Simon Murray and Tom Collins act for the Queen’s Proctor in an application to rescind decrees of divorce granted by the English and Welsh county courts in a large number of cases involving Italian nationals who have been involved in a massive conspiracy (involving around 180 other cases) to pervert the course of justice by claiming jurisdiction on false information.
In an important preliminary judgment Sir James Munby, President of the Family Division urged that parliament review the 1926 Proceedings (Regulation of Reports) Act. Further he ruled that the reporting restrictions imposed by the Act are subject to a discretion in the court to permit the media's publication of a report of proceedings as directed by the Judge.
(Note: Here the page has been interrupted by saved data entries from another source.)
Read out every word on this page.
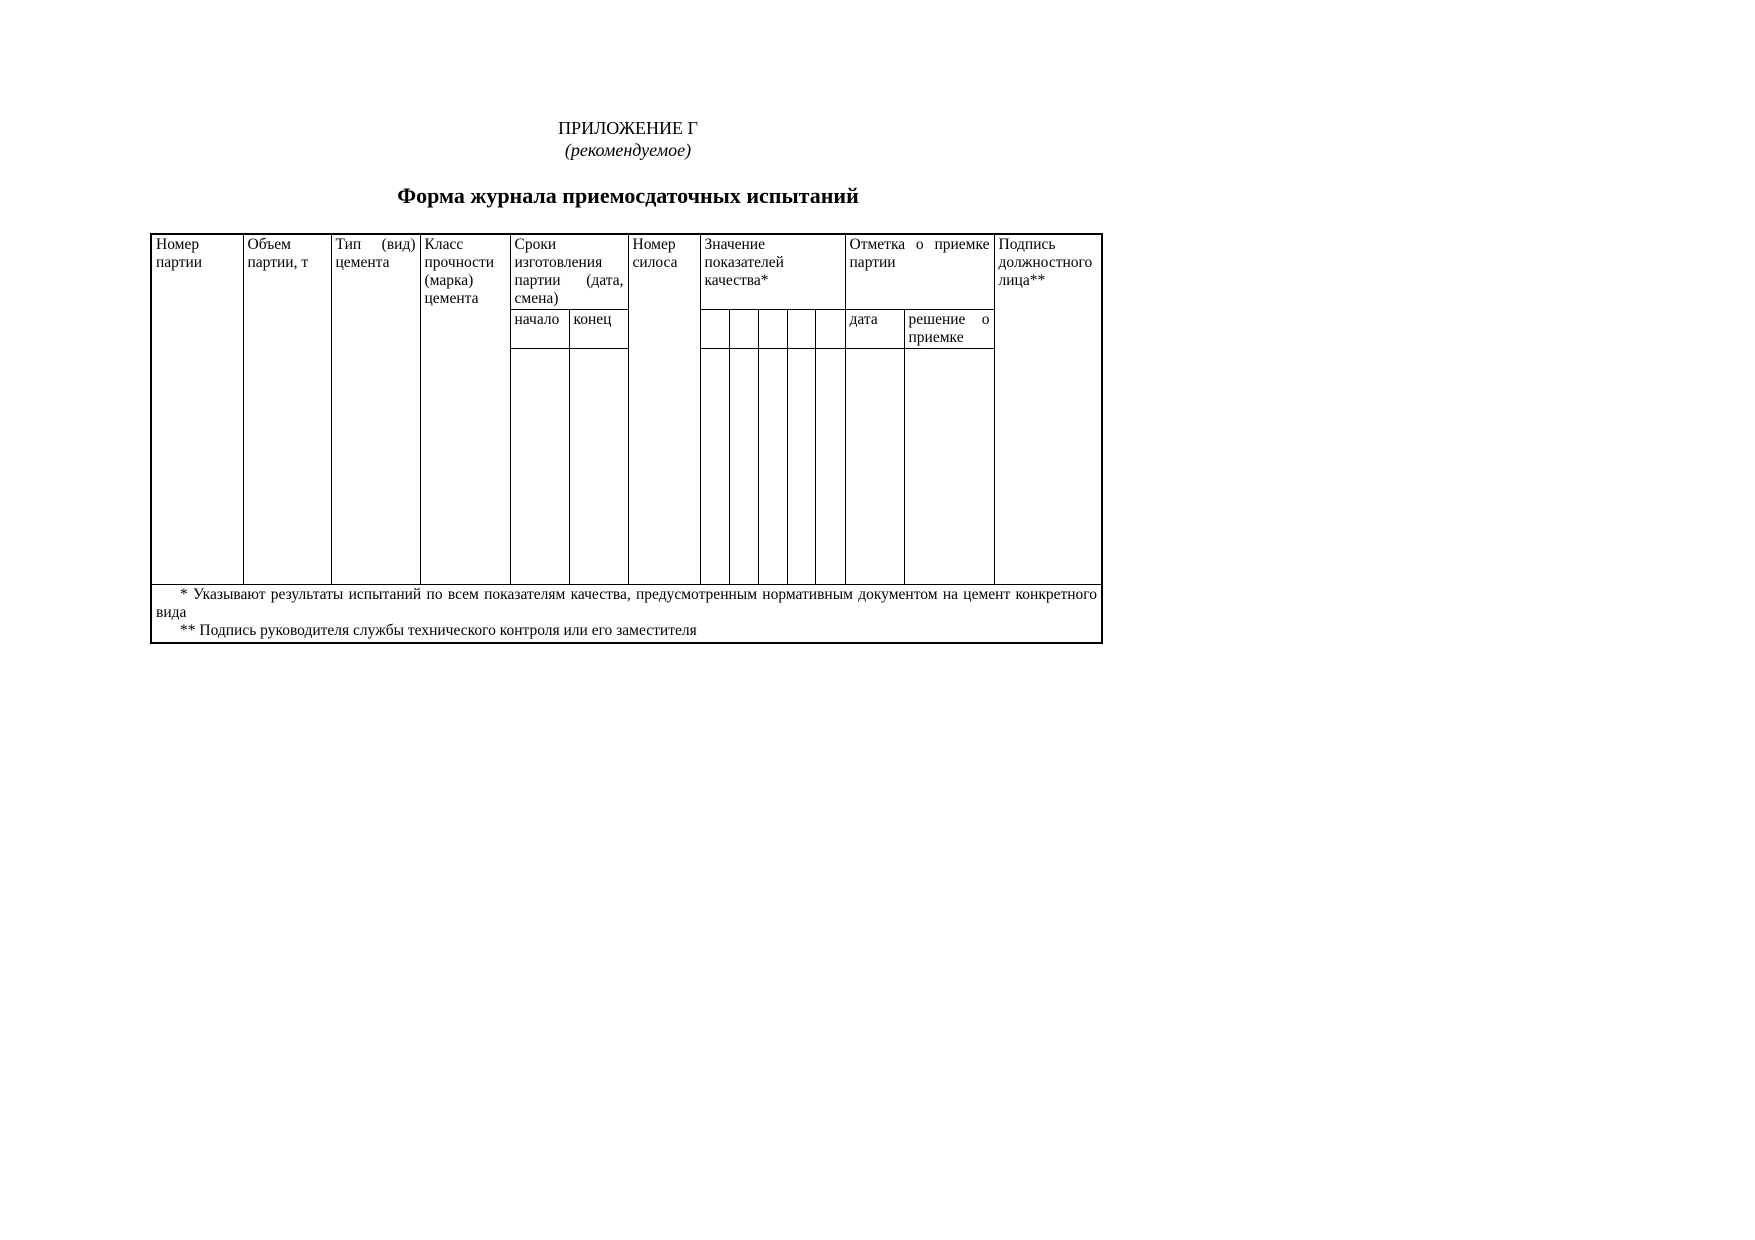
ПРИЛОЖЕНИЕ Г
(рекомендуемое)
Форма журнала приемосдаточных испытаний
Номер партии	Объем партии, т	Тип (вид) цемента	Класс прочности (марка) цемента	Сроки изготовления партии (дата, смена)		Номер силоса	Значение показателей качества*					Отметка о приемке партии		Подпись должностного лица**
				начало	конец							дата	решение о приемке	

* Указывают результаты испытаний по всем показателям качества, предусмотренным нормативным документом на цемент конкретного вида

** Подпись руководителя службы технического контроля или его заместителя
The aim of the 1926 Act was to strike a balance between the principle of open justice and the need to curb reports from the divorce court for the protection of public morality. No doubt s.1(1)(b) was couched in terms designed to prohibit the publication of material which was ‘scandalous, indecent, disgusting, salacious or titillating’. It was almost impossible to believe that the application of s.1(1)(b) to financial remedy proceedings was an outcome that Parliament had intended. It was difficult to understand how the protection of public morality and public decency, or indeed any other public interest, was facilitated by subjecting the reporting of proceedings in open court of the kind in the instant case to the restraint imposed by s.1(1)(b). Pending any review of the Act by Parliament, the only legitimate means of avoiding the impact of s.1(1)(b) were those allowed by the express provisions of s.1(4)(b), which recognised a discretion to make a direction authorising the media's publication of a report of the whole of the proceedings.